Reliability in assessment-what role should it play and how should we explain it?
This symposium will explore the concept of reliability and alternative ways of representing it both technically and publicly. Current concepts of reliability and their applicability to different types of assessment will be considered. These will include test-related reliability (with an emphasis on errors of measurement) and decision-related reliability (with an emphasis on comparability of judgments). The relationship between reliability and validity will be explored. The three presentations will cover: background on theories of reliability and history on public concerns about reliability; alternative ways of framing our approach to uncertainty in assessment, some of the difficulties in explaining these matters publicly, as well as some possible ways of doing this more satisfactorily; and reliability as a media story-the case of England-public understandings and levels of tolerance and how to manage them better.
There will be three presentations:
1. Recent reassertion and continuing concern in various countries about the importance of reliability in assessment: the nature of these concerns and their origin. Current thinking about reliability and its relationship to validity: repositioning the debate to place validity first and take steps to see consistency/certainty as a work in progress (do as well as possible).

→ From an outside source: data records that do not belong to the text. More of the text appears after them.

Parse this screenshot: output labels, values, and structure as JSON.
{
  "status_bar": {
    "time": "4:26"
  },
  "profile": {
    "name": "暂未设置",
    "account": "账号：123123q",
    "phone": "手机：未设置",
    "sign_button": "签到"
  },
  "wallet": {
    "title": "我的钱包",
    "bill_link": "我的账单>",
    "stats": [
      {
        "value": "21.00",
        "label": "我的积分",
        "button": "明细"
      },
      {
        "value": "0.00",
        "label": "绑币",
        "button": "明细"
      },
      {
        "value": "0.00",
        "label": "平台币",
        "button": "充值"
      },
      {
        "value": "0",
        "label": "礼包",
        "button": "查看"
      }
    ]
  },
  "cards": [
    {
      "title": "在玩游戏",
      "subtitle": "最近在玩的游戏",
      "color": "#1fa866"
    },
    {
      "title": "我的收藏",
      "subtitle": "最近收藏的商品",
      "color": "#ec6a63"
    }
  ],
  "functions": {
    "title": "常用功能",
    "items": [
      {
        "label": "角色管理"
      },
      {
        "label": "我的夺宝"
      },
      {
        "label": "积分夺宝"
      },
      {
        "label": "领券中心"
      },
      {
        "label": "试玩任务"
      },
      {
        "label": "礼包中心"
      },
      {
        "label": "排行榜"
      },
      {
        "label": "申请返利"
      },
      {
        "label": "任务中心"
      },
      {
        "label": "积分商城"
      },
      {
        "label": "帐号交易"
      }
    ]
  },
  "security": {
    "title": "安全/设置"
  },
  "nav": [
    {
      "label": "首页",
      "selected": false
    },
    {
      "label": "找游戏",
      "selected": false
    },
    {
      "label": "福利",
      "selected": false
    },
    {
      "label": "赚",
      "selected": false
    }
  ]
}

2. Dealing with inconsistency/uncertainty: sorting out different types of reliability; allowing different levels of consistency/certainty for different types/uses of assessment; generalisation as a broader concept. Avoiding use of the term 'error'. What is it we are trying to assess and what are the relevant sources of inconsistency/uncertainty? What is their relative importance and what can we do about them?
3. Explaining reliability (and unreliability) to the public: reliability as a media story-the case of England. Why reliability is hard to explain. Public understanding and tolerance for different sources of unreliability in examination results; how these might be handled better. Some suggested ways forward.